As you can see in the first highlighted area on Chart 1, price came back from the lower Bollinger band and formed a hammer (ish) pin candle. This suggests to me the area has been rejected quite strongly, which is confirmed as the price starts to wander into “no mans land”, within the middle of the Bollinger range.

This is when NOT TO TRADE. I stay flat when price is near the center of the Bollinger bands.

The price starts to head towards the upper Bollinger. At this point I will be using my strategy to look for breaks to be long, and sure enough it does. This is when I trade, when price is pushing into the extreme.

This is when there is liquidity and momentum.

As things progress, price once again falls back into that middle area, and it is time to sit on my hands. Yes I get twitchy fingers, but you have to be disciplined, right?

I get a false signal as price starts to push the lower Bollinger. No problem. My stops and risk take care of this.

Price once again moves to the middle area then pushes the top Bollinger. I look for a signal, and I’m in.

Chart 1 is for illustration purpose only, but it is a true representation of my strategy and thinking.

An Important Note:

When the Bollinger bands say “trade”, personally I take the trades my strategy throws out. But for safety you can filter the idea even more.

To gain confidence with this, try only looking for the movements after a consolidation period in the center of the bands. This is when the bands start to contract.

When price begins to push the upper or lower band, is it happening AFTER a consolidation area and contraction in the Bollinger bands?

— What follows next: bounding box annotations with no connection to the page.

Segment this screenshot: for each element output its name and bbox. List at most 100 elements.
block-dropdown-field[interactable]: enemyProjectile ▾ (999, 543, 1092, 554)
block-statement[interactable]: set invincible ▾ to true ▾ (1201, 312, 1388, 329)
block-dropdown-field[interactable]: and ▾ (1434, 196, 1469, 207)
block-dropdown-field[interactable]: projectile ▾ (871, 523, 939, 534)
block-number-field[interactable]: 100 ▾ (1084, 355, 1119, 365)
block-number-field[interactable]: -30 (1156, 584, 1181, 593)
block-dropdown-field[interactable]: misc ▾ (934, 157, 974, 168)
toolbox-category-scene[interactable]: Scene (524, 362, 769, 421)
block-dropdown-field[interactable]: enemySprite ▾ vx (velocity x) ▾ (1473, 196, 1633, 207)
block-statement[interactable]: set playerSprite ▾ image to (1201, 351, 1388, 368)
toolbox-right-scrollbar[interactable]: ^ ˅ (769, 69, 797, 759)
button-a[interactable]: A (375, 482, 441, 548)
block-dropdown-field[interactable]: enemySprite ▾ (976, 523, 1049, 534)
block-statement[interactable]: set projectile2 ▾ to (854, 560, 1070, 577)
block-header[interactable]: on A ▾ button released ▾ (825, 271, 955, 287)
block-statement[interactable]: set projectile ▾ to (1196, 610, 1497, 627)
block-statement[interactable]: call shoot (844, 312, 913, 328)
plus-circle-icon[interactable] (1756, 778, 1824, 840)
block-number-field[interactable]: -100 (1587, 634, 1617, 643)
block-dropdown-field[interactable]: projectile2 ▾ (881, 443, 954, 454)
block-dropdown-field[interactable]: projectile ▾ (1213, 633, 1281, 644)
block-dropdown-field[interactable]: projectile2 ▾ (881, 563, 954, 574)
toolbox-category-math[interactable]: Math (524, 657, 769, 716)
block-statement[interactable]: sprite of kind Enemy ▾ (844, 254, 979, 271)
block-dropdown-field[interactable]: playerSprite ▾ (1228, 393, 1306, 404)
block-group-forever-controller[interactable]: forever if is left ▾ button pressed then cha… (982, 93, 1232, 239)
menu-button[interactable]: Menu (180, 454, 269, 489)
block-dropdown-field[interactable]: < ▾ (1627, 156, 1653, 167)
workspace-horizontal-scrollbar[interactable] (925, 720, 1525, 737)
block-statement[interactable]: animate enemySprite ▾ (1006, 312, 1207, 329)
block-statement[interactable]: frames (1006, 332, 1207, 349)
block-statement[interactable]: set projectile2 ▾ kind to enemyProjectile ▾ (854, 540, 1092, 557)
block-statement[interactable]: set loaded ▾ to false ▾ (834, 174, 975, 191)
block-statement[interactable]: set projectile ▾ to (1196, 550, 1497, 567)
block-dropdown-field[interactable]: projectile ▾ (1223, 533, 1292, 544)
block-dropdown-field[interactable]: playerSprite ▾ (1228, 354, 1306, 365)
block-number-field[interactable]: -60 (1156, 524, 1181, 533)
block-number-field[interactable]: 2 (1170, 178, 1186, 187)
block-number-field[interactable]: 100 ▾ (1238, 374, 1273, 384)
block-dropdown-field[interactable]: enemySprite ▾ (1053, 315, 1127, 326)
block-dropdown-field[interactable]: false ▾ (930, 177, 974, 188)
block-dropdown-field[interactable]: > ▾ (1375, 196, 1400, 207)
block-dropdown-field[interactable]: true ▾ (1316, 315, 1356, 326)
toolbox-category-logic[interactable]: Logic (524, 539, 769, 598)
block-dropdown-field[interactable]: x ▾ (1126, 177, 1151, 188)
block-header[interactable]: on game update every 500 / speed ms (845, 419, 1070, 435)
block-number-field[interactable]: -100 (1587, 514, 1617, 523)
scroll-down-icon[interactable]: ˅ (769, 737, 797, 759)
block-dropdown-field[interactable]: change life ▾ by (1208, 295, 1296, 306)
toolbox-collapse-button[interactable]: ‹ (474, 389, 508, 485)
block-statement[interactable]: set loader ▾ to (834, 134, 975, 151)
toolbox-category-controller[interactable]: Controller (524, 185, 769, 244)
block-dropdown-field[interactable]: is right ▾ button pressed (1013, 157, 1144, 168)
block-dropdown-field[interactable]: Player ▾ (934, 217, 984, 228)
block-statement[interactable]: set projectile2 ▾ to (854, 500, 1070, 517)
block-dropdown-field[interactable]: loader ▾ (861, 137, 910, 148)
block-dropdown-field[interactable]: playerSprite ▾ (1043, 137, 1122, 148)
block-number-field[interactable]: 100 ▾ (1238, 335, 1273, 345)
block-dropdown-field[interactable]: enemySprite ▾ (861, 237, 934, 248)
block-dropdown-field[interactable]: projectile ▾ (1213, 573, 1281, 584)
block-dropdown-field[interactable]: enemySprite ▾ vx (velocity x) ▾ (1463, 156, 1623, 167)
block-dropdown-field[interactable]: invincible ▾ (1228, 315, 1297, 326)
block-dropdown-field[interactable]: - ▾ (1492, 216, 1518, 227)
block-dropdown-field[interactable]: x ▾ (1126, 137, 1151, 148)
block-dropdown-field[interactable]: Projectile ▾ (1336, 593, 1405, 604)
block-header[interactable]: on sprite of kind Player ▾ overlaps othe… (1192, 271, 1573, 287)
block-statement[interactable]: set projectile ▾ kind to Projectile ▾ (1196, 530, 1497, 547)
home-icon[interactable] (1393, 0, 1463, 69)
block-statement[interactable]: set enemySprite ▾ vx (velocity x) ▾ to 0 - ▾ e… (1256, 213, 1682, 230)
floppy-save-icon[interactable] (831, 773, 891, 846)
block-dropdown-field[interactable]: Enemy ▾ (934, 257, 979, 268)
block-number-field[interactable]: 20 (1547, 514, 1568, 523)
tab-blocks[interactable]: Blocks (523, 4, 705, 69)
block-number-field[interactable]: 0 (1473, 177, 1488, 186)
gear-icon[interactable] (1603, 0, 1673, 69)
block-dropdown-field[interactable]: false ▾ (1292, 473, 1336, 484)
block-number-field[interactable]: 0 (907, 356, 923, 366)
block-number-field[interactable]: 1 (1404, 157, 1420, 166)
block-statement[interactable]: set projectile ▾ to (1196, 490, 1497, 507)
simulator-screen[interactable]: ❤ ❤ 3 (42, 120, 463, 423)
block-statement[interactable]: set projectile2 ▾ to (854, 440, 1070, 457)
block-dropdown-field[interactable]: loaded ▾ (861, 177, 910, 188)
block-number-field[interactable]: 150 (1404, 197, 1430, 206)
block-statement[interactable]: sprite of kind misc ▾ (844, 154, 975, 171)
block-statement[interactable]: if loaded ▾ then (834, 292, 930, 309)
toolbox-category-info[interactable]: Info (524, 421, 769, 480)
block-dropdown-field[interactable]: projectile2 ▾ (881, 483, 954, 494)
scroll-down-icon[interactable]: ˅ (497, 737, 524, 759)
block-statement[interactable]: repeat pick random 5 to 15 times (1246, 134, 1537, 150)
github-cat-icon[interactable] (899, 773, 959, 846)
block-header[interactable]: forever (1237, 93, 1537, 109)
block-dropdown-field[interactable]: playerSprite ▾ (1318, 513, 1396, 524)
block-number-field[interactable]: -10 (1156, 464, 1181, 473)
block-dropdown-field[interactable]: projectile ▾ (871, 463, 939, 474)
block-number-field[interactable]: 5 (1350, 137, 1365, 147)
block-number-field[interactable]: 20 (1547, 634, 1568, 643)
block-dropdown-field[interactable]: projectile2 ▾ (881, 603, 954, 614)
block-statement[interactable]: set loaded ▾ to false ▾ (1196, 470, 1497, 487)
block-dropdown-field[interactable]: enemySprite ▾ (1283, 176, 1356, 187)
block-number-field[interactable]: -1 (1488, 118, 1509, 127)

If they’ve have had time to contract, and move sideways, the price is usually building up energy.

However, if price has reversed directly from a high or low and zoomed off to the other extreme, this can be a volatile period. It’s wise to stay away from these trades until you are comfortable with the idea.

Let me show an example of a 15 minute GBP/USD chart (see Chart 2)


Chart 2: 15 minute GBP/USD chart

You see a steady decline at the beginning of the chart, which is pushing the extreme of the lower Bollinger band. Then price begins to move towards the center, and the bands begin to contract. The direction is undecided, and is shown by the sideways nature of the bands.

The price then starts to push on the extremes, but gives out some false signals. Personally, I would have been stopped out for small losses. No problem.

But the best trade is to wait until the bands open up a little, when price is pushing the extreme.

This is just what happens afterwards. The Bollinger bands begin to open up, and price pushes the highs. This is a good time to be looking at your system for long trades.

So now you can see when I do, and when I don’t trade. It’s nice to sit on my hands now and again. And my money is safely tucked up in my account, rather than liquid in the market for others to take advantage of.